Writing your own homepage is one of the hardest things a business owner can do. You know too much. You're too close to it. Every sentence feels either too vague or too boastful, and you end up somewhere in between, with copy that's technically accurate but not actually persuasive.
The good news is that effective homepage copy follows a clear structure. Once you know the structure, you're not staring at a blank page. You're filling in a framework, and that's a very different challenge.
Here's how to approach each section.
Start With the Three-Second Test
A visitor arriving on your homepage makes a decision in roughly three seconds. That decision is not "shall I work with this business?" It's "is this relevant to me?" If they can't answer yes to that question quickly, they leave.
Your headline needs to do three things plainly: tell them what you do, who you do it for, and where you're based (if location matters for your business). Not poetically. Not cleverly. Plainly.
"We help businesses grow."
Too clever:"Your story, amplified."
Just right:"Strategic marketing and website design for service businesses in Brisbane."
The "just right" version isn't poetry. But it tells the right person immediately that this is for them, and it tells the wrong person immediately to keep looking. Both outcomes are good.
Write the Subheadline for the Problem, Not the Solution
Below your headline, you have a subheadline or an introductory sentence. Most businesses use this space to describe their services. That's a missed opportunity.
Use it instead to describe the problem your client is experiencing before they found you. This creates instant recognition. When someone reads a sentence that describes their exact frustration, they feel understood, and that's the beginning of trust.
"We offer website design, SEO, and digital marketing packages for small businesses."
About the problem (stronger):"Most service businesses have a website that looks professional but doesn't generate enquiries, and marketing that happens in bursts when there's time, not consistently. We fix both."
Show the Transformation, Not Just the Service
When describing what you do, the instinct is to list your services. Resist it, at least in the hero section. Clients don't buy services. They buy outcomes.
Before you describe a service, describe what life looks like before it, and what it looks like after. Before: inconsistent marketing, invisible online, website that doesn't convert. After: showing up consistently, appearing in Google searches, getting enquiries from people who found you, not just people you already knew.
The service is the mechanism. The transformation is the reason to buy.
Put Social Proof Where It Counts
Most businesses put testimonials on a dedicated page that almost nobody visits. The instinct is to keep the homepage clean. But social proof on a testimonials page doesn't do much work for you. Social proof on the homepage, close to your call to action, does.
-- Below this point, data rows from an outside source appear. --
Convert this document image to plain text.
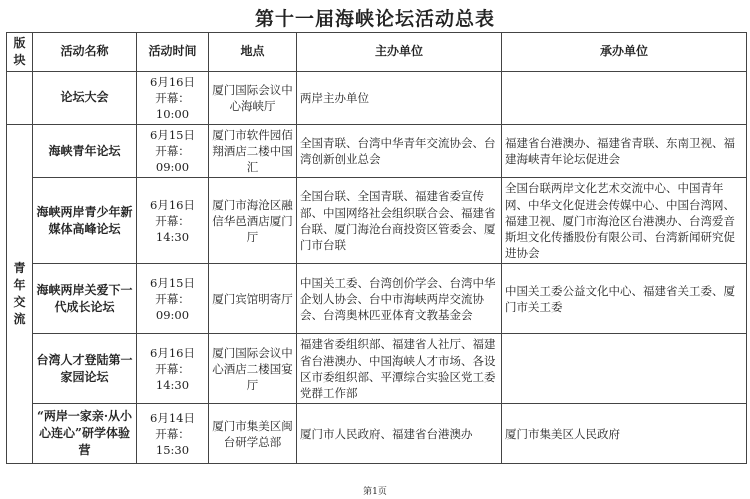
第十一届海峡论坛活动总表
版块	活动名称	活动时间	地点	主办单位	承办单位
	论坛大会	6月16日
开幕：10:00	厦门国际会议中心海峡厅	两岸主办单位	
青年交流	海峡青年论坛	6月15日
开幕：09:00	厦门市软件园佰翔酒店二楼中国汇	全国青联、台湾中华青年交流协会、台湾创新创业总会	福建省台港澳办、福建省青联、东南卫视、福建海峡青年论坛促进会
	海峡两岸青少年新媒体高峰论坛	6月16日
开幕：14:30	厦门市海沧区融信华邑酒店厦门厅	全国台联、全国青联、福建省委宣传部、中国网络社会组织联合会、福建省台联、厦门海沧台商投资区管委会、厦门市台联	全国台联两岸文化艺术交流中心、中国青年网、中华文化促进会传媒中心、中国台湾网、福建卫视、厦门市海沧区台港澳办、台湾爱音斯坦文化传播股份有限公司、台湾新闻研究促进协会
	海峡两岸关爱下一代成长论坛	6月15日
开幕：09:00	厦门宾馆明寄厅	中国关工委、台湾创价学会、台湾中华企划人协会、台中市海峡两岸交流协会、台湾奥林匹亚体育文教基金会	中国关工委公益文化中心、福建省关工委、厦门市关工委
	台湾人才登陆第一家园论坛	6月16日
开幕：14:30	厦门国际会议中心酒店二楼国宴厅	福建省委组织部、福建省人社厅、福建省台港澳办、中国海峡人才市场、各设区市委组织部、平潭综合实验区党工委党群工作部	
	“两岸一家亲·从小心连心”研学体验营	6月14日
开幕：15:30	厦门市集美区闽台研学总部	厦门市人民政府、福建省台港澳办	厦门市集美区人民政府
第1页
You need at least two or three genuine testimonials on your homepage. Ideally with the person's name, their business, and a photo. Specificity is what makes a testimonial credible. "Sarah completely transformed our online presence" is fine. "Within three months of working with Sarah, we were appearing on the first page of Google for our main keywords and had our first cold enquiry in two years" is far more persuasive.
Effective homepage social proof includes:
- Two to three testimonials visible without scrolling far
- Client name, business name, and ideally a photo
- Specific outcomes, not generic praise
- Your Google review score with a link to your profile
- Client logos if you work with recognisable businesses
Make Your Call to Action Specific
Your call to action tells a visitor what to do next. "Contact Us" is not a call to action. It's a navigation label. A call to action explains what will happen and why it's worth their time.
"Book a Free 30-Minute Discovery Call" is better than "Contact Us" because it sets expectations (30 minutes, free, a conversation), removes ambiguity about what happens next, and makes the commitment feel manageable. It should appear at least three times on your homepage: in the hero section, after your services section, and at the bottom of the page.
Link it directly to a booking calendar, not a contact form. Every additional step between intention and action costs you enquiries.
The One Thing Most People Forget
After you've written your homepage, read every sentence and ask: is this about me, or is it about my client?
Count how many sentences start with "We" or "Our." Every one of those is a sentence that's oriented toward you rather than your visitor. Rewrite each one to lead with the client's perspective.
"We create strategic marketing plans tailored to your business."
After:"You get a clear, realistic marketing plan built around your goals, with someone to make sure it actually happens each month."
The difference is subtle but consistent. "We" copy talks at the visitor. "You" copy talks to them. Visitors who feel spoken to are more likely to enquire.
A Simple Sequence to Follow
If you're rewriting your homepage from scratch, here's the order to work through: headline that names who you help and what you do, subheadline that names the problem you solve, brief description of the transformation (before and after), your core services with outcome-oriented descriptions, social proof with specific testimonials, your call to action with a direct booking link. Then repeat the call to action at the bottom of the page.
That's it. You don't need more than that to get enquiries. You need those sections to be written clearly, honestly, and with the client's perspective at the centre.